Aristotle was convinced that the embryo was formed by the 'matter' of the female and the 'form' of the male. The 'form' creates a complete embryo out of the 'matter'. He also learned that the fetus was alive as soon as it was completely formed, or as Philo later put it: "already shaped and all the limbs have their proper qualities and places in the system". This theory was soon accepted and influenced the idea of the moral status of the embryo. The result of this new theory is presented in the LXX version of Exod.xxi 22-23: if one causes an abortion of an embryo that is unformed, a fine has to be paid. But If one has caused an abortion of a formed fetus, one is guilty of murder. ACBR Later commentaries: In their commentaries, Philo and Josephus closely follow the LXX-reading. However both are aware that the protasis does not reflect a realistic situation and both freely interpolate an actual situation into it. Philo interprets the first two verses as a law against abortion and Josephus does the same. The lex talionis in the vv. 24-25 is not regarded as a part of the law and has no influence on the interpretation of the vv. 22-23 by Philo. The aberatio ictus, the missing blow In tannaitic exegesis the Hebrew reading is used. The last two verses (vss. 24-25) have no influence on the interpretation of the law of the pregnant woman either. Their interpretation of the first verses is interesting. The tannaim used the wording of the existing law in the discussion to legitimate therapeutic abortion. In the discussion about the function of Exod.xxi, 22 in the Mekhilta d'Rabbi Ishmael a variant of the 'pursuer-argument' was read into the protasis of Exod. xxi, 22, the aberratio ictus. This is a situation in which person A wanted to hit B, but missed and struck C. It could also be a situation in which A wanted to hit B and not only struck B, but also C.  In tannaitic exegesis the aberratio ictus is introduced in a special setting of a pregnant woman in need of a therapeutic abortion. The woman is not in danger of fighting men, but of her premature pregnancy. So, in this situation, the physician is the onlooker and the illness caused by her pregnancy is the pursuer. The physician (A) saves the woman (B) from her pursuer (C), but he kills the fetus (D) too. 

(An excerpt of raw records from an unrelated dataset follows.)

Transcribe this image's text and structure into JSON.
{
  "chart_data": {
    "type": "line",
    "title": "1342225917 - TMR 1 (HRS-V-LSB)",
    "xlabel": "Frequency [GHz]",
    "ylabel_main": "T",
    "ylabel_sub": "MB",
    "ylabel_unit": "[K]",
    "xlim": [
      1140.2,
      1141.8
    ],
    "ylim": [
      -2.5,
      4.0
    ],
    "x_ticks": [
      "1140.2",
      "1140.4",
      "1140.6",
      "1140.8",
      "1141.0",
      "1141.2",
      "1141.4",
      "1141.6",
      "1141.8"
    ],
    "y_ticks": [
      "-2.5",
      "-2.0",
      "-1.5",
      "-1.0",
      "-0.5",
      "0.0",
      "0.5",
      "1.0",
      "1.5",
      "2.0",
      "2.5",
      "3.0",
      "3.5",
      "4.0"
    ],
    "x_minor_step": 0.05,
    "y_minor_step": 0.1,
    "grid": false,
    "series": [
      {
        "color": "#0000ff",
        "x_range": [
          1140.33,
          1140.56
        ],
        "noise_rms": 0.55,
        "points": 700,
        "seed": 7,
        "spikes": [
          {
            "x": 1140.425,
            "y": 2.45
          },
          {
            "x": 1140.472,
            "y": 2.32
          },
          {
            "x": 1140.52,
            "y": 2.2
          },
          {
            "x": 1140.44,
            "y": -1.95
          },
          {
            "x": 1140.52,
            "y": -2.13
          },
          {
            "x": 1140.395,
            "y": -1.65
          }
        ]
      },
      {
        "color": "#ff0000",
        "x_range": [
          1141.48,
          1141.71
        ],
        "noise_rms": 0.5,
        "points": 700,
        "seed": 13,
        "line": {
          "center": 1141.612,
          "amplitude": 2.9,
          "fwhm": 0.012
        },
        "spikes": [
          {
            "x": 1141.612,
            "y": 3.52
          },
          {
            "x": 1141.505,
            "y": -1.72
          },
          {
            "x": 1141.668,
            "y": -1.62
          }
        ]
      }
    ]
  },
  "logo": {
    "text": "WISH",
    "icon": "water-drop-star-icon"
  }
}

Conclusion: Whatever the exact wording and meaning of the original law of Exod. xxi, 22-23 once was is not complete clear. The original wording of the law is lost and the meaning of the law was preserved in an oral tradition. One realized that the text was corrupted en the original law protected pregnant women (slaves) in general. Nevertheles the law had a meaning in social life because of a great oral tradition that is connected with it. Moreover, it has been demonstrated that translations and commentaries show a clear development in the meaning of the law. Actual situations are freely interpolated in the protasis. Later on this text was an instrument for law-givers to protect the pregnant woman in several cultures and in different situations. ACBR Does this imply that searching for the original meaning is a waste of time? No, to the present writers mind this makes sense. Searching for the original law implies studying the origins of a development that in its turn brings to light the methods and principles that were used. This study shows that the law was regarded as a changeable law, a law that could make sense in actual everyday life. The ‘clumsy’ wording of the law may be the reason hat this law in different times and different situation was influenced by cultural developments. Gradually the meaning of the law changed from a law that protected pregnant female slaves to a law that protected pregnant women in general, specially in the diaspora. Influenced by socio-, philosophical changes and last but not least by medical development this law became the locus classicus for the protection of the pregnant woman and her unborn child.